Forest management on private lands is supported by both provincial and municipal regulations, guidelines and partnership programs. Many private landowners use forest management plans and take advantage of government programs to guide their stewardship and harvesting activities.  Some provinces have laws that set standards for forest management practices on private lands. Most provinces have regulatory mechanisms in place to track timber harvested from private lands so that it can be differentiated from public timber (for which royalties must be paid). These mechanisms include regulations for timber scaling, timber marking and transportation.

At the border

Canada is the second largest exporter of primary forest products in the world, but it also imports wood and wood products. Most of these imports are associated with cross-border trade with the United States, which is also a low risk jurisdiction for illegal harvesting.  The forest products sector in Canada and the United States is highly integrated with logs and other timber products crossing the border to supply mills in both countries.  Canada also imports relatively small volumes of wood products from other sources.

Under the Customs Act, all goods imported to Canada must be reported to the Canada Border Services Agency (CBSA). Border services officers may examine any goods that are imported or exported, and can detain any goods until they are satisfied that the importation or exportation complies with the Customs Act or any other Act of Parliament.

Preventing imports of illegally harvested forest products

Canada is a party to the Convention on International Trade in Endangered Species of Wild Fauna and Flora (CITES). CITES is an international agreement between governments. Its aim is to ensure that international trade in specimens of wild animals and plants does not threaten their survival.

As a party to CITES, Canada has enacted legislation for enforcing the Convention.  This legislation is the Wild Animal and Plant Protection and Regulation of International and Interprovincial Trade Act (WAPPRIITA). Environment Canada is the lead federal agency responsible for enforcing WAPPRIITA.

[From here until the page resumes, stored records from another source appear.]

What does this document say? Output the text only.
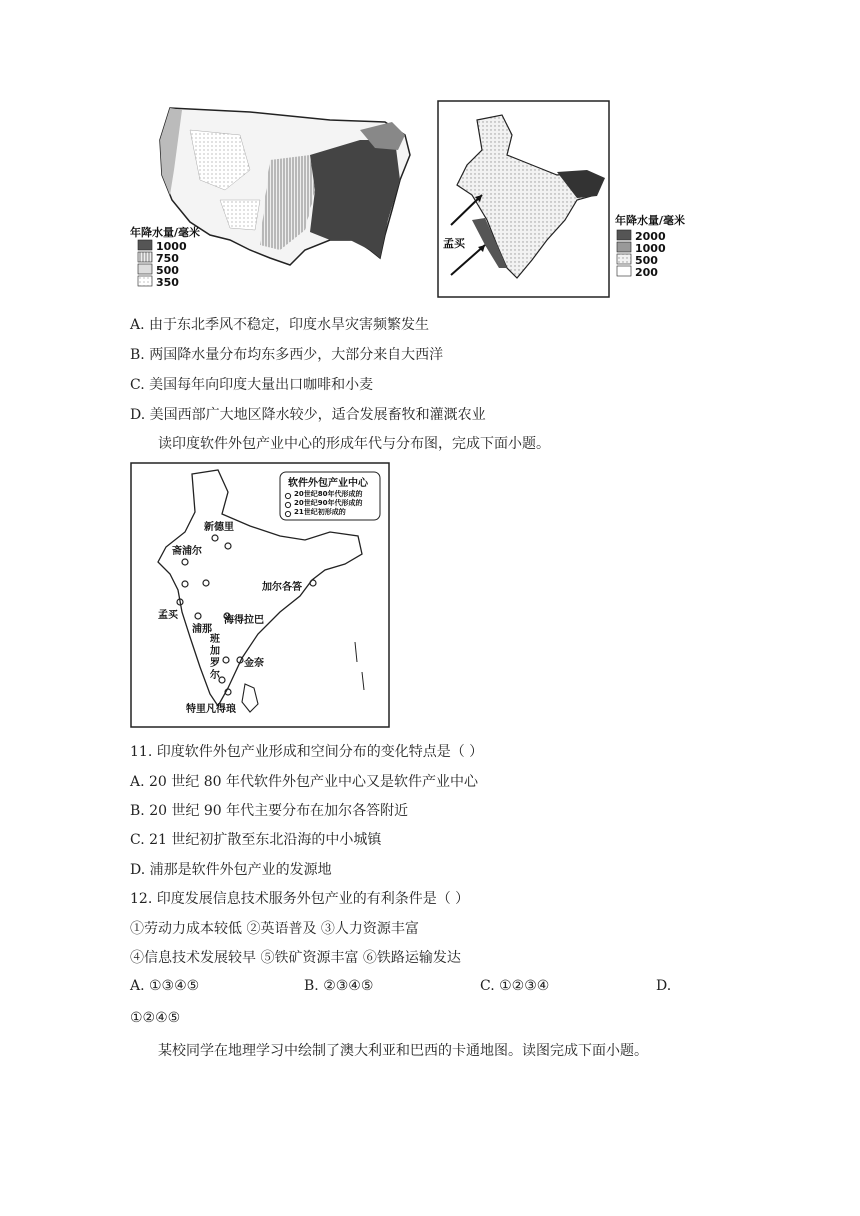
年降水量/毫米
1000
750
500
350
孟买
年降水量/毫米
2000
1000
500
200
A. 由于东北季风不稳定，印度水旱灾害频繁发生
B. 两国降水量分布均东多西少，大部分来自大西洋
C. 美国每年向印度大量出口咖啡和小麦
D. 美国西部广大地区降水较少，适合发展畜牧和灌溉农业
读印度软件外包产业中心的形成年代与分布图，完成下面小题。
软件外包产业中心
20世纪80年代形成的
20世纪90年代形成的
21世纪初形成的
新德里
斋浦尔
加尔各答
孟买	海得拉巴
浦那
班加罗尔
金奈
特里凡得琅
11. 印度软件外包产业形成和空间分布的变化特点是（ ）
A. 20 世纪 80 年代软件外包产业中心又是软件产业中心
B. 20 世纪 90 年代主要分布在加尔各答附近
C. 21 世纪初扩散至东北沿海的中小城镇
D. 浦那是软件外包产业的发源地
12. 印度发展信息技术服务外包产业的有利条件是（ ）
①劳动力成本较低 ②英语普及 ③人力资源丰富
④信息技术发展较早 ⑤铁矿资源丰富 ⑥铁路运输发达
A. ①③④⑤	B. ②③④⑤	C. ①②③④	D.
①②④⑤
某校同学在地理学习中绘制了澳大利亚和巴西的卡通地图。读图完成下面小题。
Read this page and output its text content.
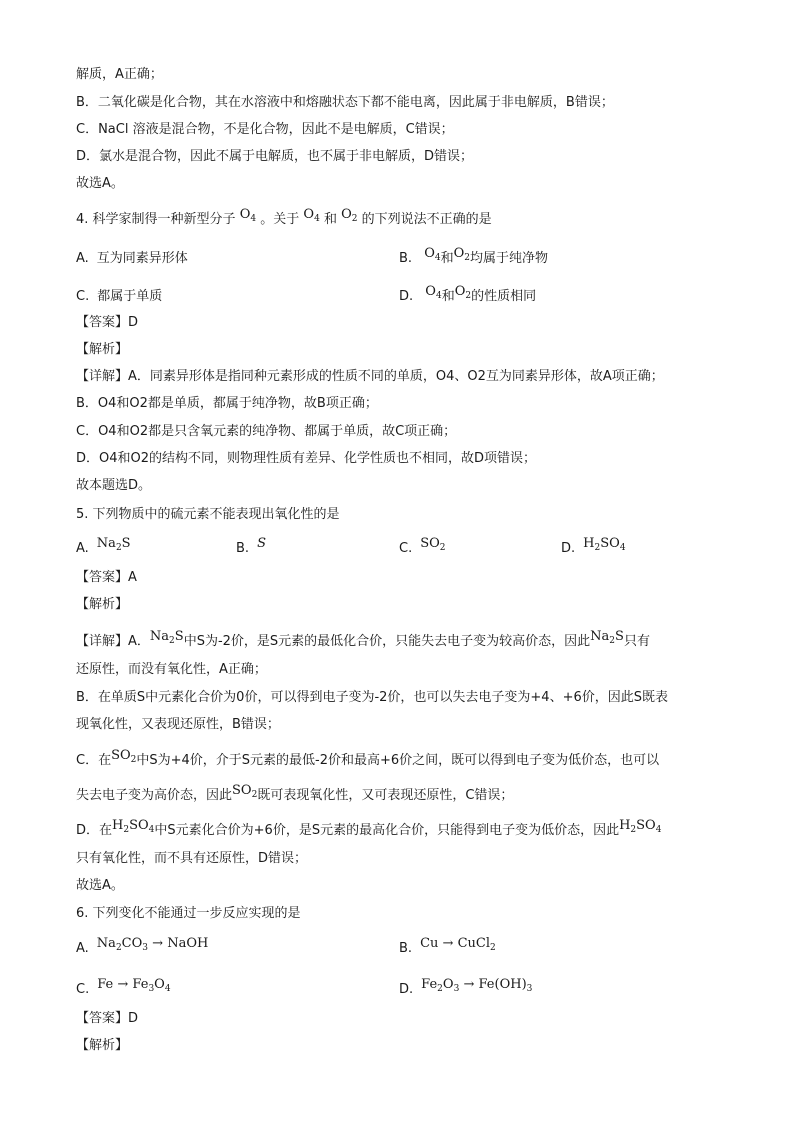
解质，A正确；
B．二氧化碳是化合物，其在水溶液中和熔融状态下都不能电离，因此属于非电解质，B错误；
C．NaCl 溶液是混合物，不是化合物，因此不是电解质，C错误；
D．氯水是混合物，因此不属于电解质，也不属于非电解质，D错误；
故选A。
4. 科学家制得一种新型分子 $O_4$ 。关于 $O_4$ 和 $O_2$ 的下列说法不正确的是
A. 互为同素异形体	B. $O_4$和$O_2$均属于纯净物
C. 都属于单质	D. $O_4$和$O_2$的性质相同
【答案】D
【解析】
【详解】A．同素异形体是指同种元素形成的性质不同的单质，O4、O2互为同素异形体，故A项正确；
B．O4和O2都是单质，都属于纯净物，故B项正确；
C．O4和O2都是只含氧元素的纯净物、都属于单质，故C项正确；
D．O4和O2的结构不同，则物理性质有差异、化学性质也不相同，故D项错误；
故本题选D。
5. 下列物质中的硫元素不能表现出氧化性的是
A. $Na_2S$	B. S	C. $SO_2$	D. $H_2SO_4$
【答案】A
【解析】
【详解】A．$Na_2S$中S为-2价，是S元素的最低化合价，只能失去电子变为较高价态，因此$Na_2S$只有
还原性，而没有氧化性，A正确；
B．在单质S中元素化合价为0价，可以得到电子变为-2价，也可以失去电子变为+4、+6价，因此S既表
现氧化性，又表现还原性，B错误；
C．在$SO_2$中S为+4价，介于S元素的最低-2价和最高+6价之间，既可以得到电子变为低价态，也可以
失去电子变为高价态，因此$SO_2$既可表现氧化性，又可表现还原性，C错误；
D．在$H_2SO_4$中S元素化合价为+6价，是S元素的最高化合价，只能得到电子变为低价态，因此$H_2SO_4$
只有氧化性，而不具有还原性，D错误；
故选A。
6. 下列变化不能通过一步反应实现的是
A. $Na_2CO_3$ → NaOH	B. Cu → CuCl$_2$
C. $Fe \to Fe_3O_4$	D. $Fe_2O_3 \to Fe(OH)_3$
【答案】D
【解析】
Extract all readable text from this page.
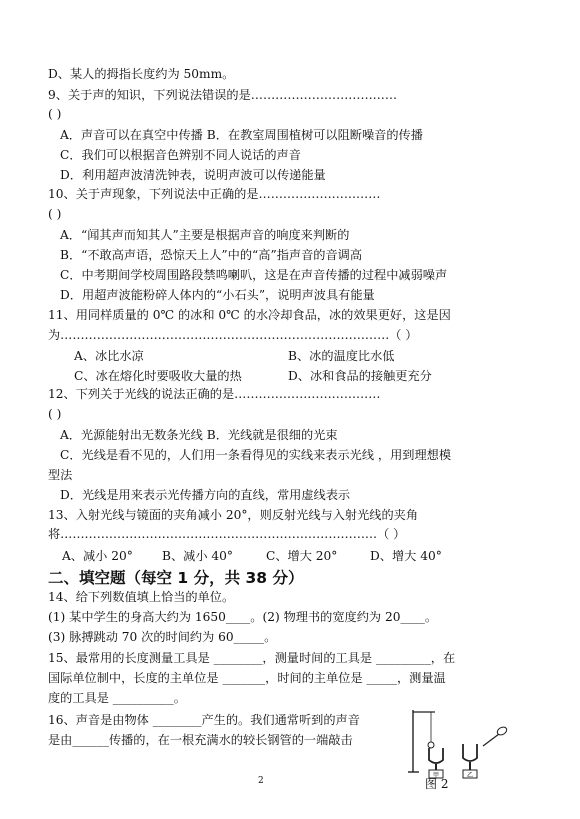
D、某人的拇指长度约为 50mm。
9、关于声的知识，下列说法错误的是………………………………
( )
A．声音可以在真空中传播 B．在教室周围植树可以阻断噪音的传播
C．我们可以根据音色辨别不同人说话的声音
D．利用超声波清洗钟表，说明声波可以传递能量
10、关于声现象，下列说法中正确的是…………………………
( )
A．“闻其声而知其人”主要是根据声音的响度来判断的
B．“不敢高声语，恐惊天上人”中的“高”指声音的音调高
C．中考期间学校周围路段禁鸣喇叭，这是在声音传播的过程中减弱噪声
D．用超声波能粉碎人体内的“小石头”，说明声波具有能量
11、用同样质量的 0℃ 的冰和 0℃ 的水冷却食品，冰的效果更好，这是因
为………………………………………………………………………（ ）
A、冰比水凉	B、冰的温度比水低
C、冰在熔化时要吸收大量的热	D、冰和食品的接触更充分
12、下列关于光线的说法正确的是………………………………
( )
A．光源能射出无数条光线 B．光线就是很细的光束
C．光线是看不见的，人们用一条看得见的实线来表示光线 ，用到理想模
型法
D．光线是用来表示光传播方向的直线，常用虚线表示
13、入射光线与镜面的夹角减小 20°，则反射光线与入射光线的夹角
将……………………………………………………………………（ ）
A、减小 20° B、减小 40°	C、增大 20°	D、增大 40°
二、填空题（每空 1 分，共 38 分）
14、给下列数值填上恰当的单位。
(1) 某中学生的身高大约为 1650____。(2) 物理书的宽度约为 20____。
(3) 脉搏跳动 70 次的时间约为 60_____。
15、最常用的长度测量工具是 ________，测量时间的工具是 _________，在
国际单位制中，长度的主单位是 _______，时间的主单位是 _____，测量温
度的工具是 __________。
16、声音是由物体 ________产生的。我们通常听到的声音
是由______传播的，在一根充满水的较长钢管的一端敲击
甲	乙
图 2
2
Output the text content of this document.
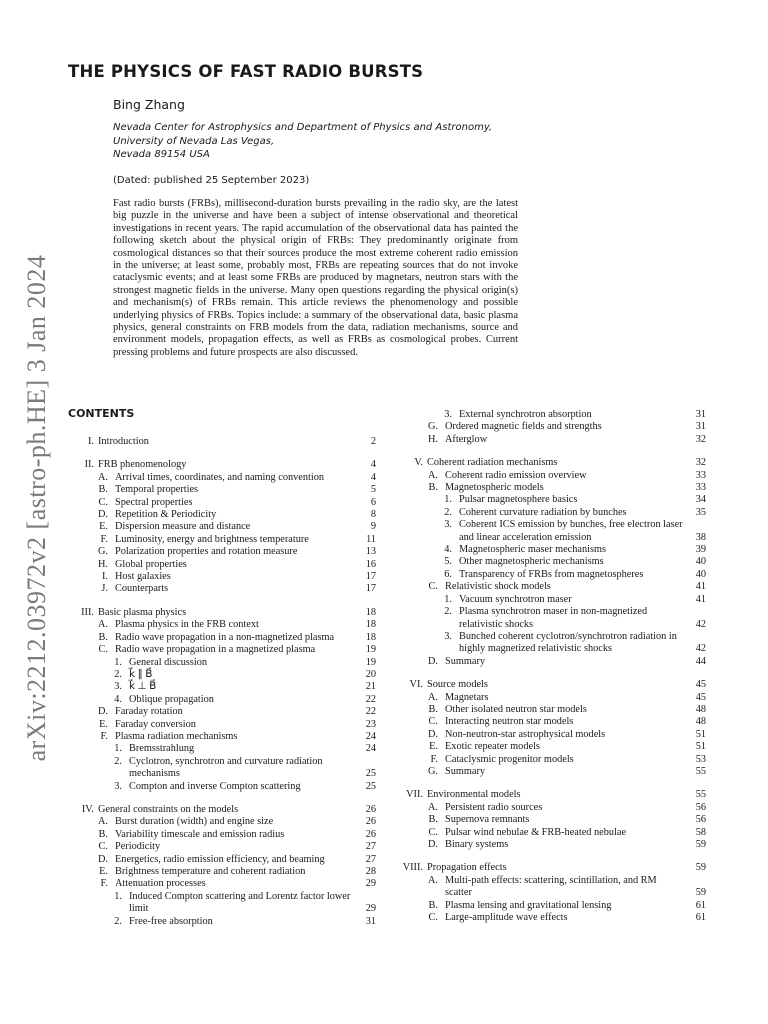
arXiv:2212.03972v2 [astro-ph.HE] 3 Jan 2024
THE PHYSICS OF FAST RADIO BURSTS
Bing Zhang
Nevada Center for Astrophysics and Department of Physics and Astronomy,
University of Nevada Las Vegas,
Nevada 89154 USA
(Dated: published 25 September 2023)

Fast radio bursts (FRBs), millisecond-duration bursts prevailing in the radio sky, are the latest big puzzle in the universe and have been a subject of intense observational and theoretical investigations in recent years. The rapid accumulation of the observational data has painted the following sketch about the physical origin of FRBs: They predominantly originate from cosmological distances so that their sources produce the most extreme coherent radio emission in the universe; at least some, probably most, FRBs are repeating sources that do not invoke cataclysmic events; and at least some FRBs are produced by magnetars, neutron stars with the strongest magnetic fields in the universe. Many open questions regarding the physical origin(s) and mechanism(s) of FRBs remain. This article reviews the phenomenology and possible underlying physics of FRBs. Topics include: a summary of the observational data, basic plasma physics, general constraints on FRB models from the data, radiation mechanisms, source and environment models, propagation effects, as well as FRBs as cosmological probes. Current pressing problems and future prospects are also discussed.

CONTENTS
I. Introduction	2
II. FRB phenomenology	4
A. Arrival times, coordinates, and naming convention	4
B. Temporal properties	5
C. Spectral properties	6
D. Repetition & Periodicity	8
E. Dispersion measure and distance	9
F. Luminosity, energy and brightness temperature	11
G. Polarization properties and rotation measure	13
H. Global properties	16
I. Host galaxies	17
J. Counterparts	17
III. Basic plasma physics	18
A. Plasma physics in the FRB context	18
B. Radio wave propagation in a non-magnetized plasma	18
C. Radio wave propagation in a magnetized plasma	19
1. General discussion	19
2. k⃗ ∥ B⃗	20
3. k⃗ ⊥ B⃗	21
4. Oblique propagation	22
D. Faraday rotation	22
E. Faraday conversion	23
F. Plasma radiation mechanisms	24
1. Bremsstrahlung	24
2. Cyclotron, synchrotron and curvature radiation mechanisms	25
3. Compton and inverse Compton scattering	25
IV. General constraints on the models	26
A. Burst duration (width) and engine size	26
B. Variability timescale and emission radius	26
C. Periodicity	27
D. Energetics, radio emission efficiency, and beaming	27
E. Brightness temperature and coherent radiation	28
F. Attenuation processes	29
1. Induced Compton scattering and Lorentz factor lower limit	29
2. Free-free absorption	31
3. External synchrotron absorption	31
G. Ordered magnetic fields and strengths	31
H. Afterglow	32
V. Coherent radiation mechanisms	32
A. Coherent radio emission overview	33
B. Magnetospheric models	33
1. Pulsar magnetosphere basics	34
2. Coherent curvature radiation by bunches	35
3. Coherent ICS emission by bunches, free electron laser and linear acceleration emission	38
4. Magnetospheric maser mechanisms	39
5. Other magnetospheric mechanisms	40
6. Transparency of FRBs from magnetospheres	40
C. Relativistic shock models	41
1. Vacuum synchrotron maser	41
2. Plasma synchrotron maser in non-magnetized relativistic shocks	42
3. Bunched coherent cyclotron/synchrotron radiation in highly magnetized relativistic shocks	42
D. Summary	44
VI. Source models	45
A. Magnetars	45
B. Other isolated neutron star models	48
C. Interacting neutron star models	48
D. Non-neutron-star astrophysical models	51
E. Exotic repeater models	51
F. Cataclysmic progenitor models	53
G. Summary	55
VII. Environmental models	55
A. Persistent radio sources	56
B. Supernova remnants	56
C. Pulsar wind nebulae & FRB-heated nebulae	58
D. Binary systems	59
VIII. Propagation effects	59
A. Multi-path effects: scattering, scintillation, and RM scatter	59
B. Plasma lensing and gravitational lensing	61
C. Large-amplitude wave effects	61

In addition to the trade rules for CITES-regulated tree species, Section 6 (1) of WAPPRIITA states that "no person shall import into Canada any animal or plant that was taken, or any animal or plant, or any part or derivative of an animal or plant, that was possessed, distributed or transported in contravention of any law of any foreign state."

Environment and Climate Change Canada works with a broad range of partners, including the Canada Border Services Agency, to ensure that imports comply with CITES and with relevant legislation and regulations in foreign countries for non-CITES species.  Differentiating between wood products from CITES-listed tree species and other tree species can be technically challenging.

To help address this problem, Canada has created and distributed internationally the CITES Identification Guide – Tropical Woods and is working on means to increase the reliability of species identification on trade permits, customs forms, border declarations and associated documents.  For instance, through the Single Window Initiative, Canada is examining the feasibility of a digital coding system for taxonomic names that international customs and other regulatory authorities could use to better capture electronic trade data for plants and animals. Digital coding would enhance the ability to intercept timber and timber products from protected tree species, and perhaps also those harvested illegally.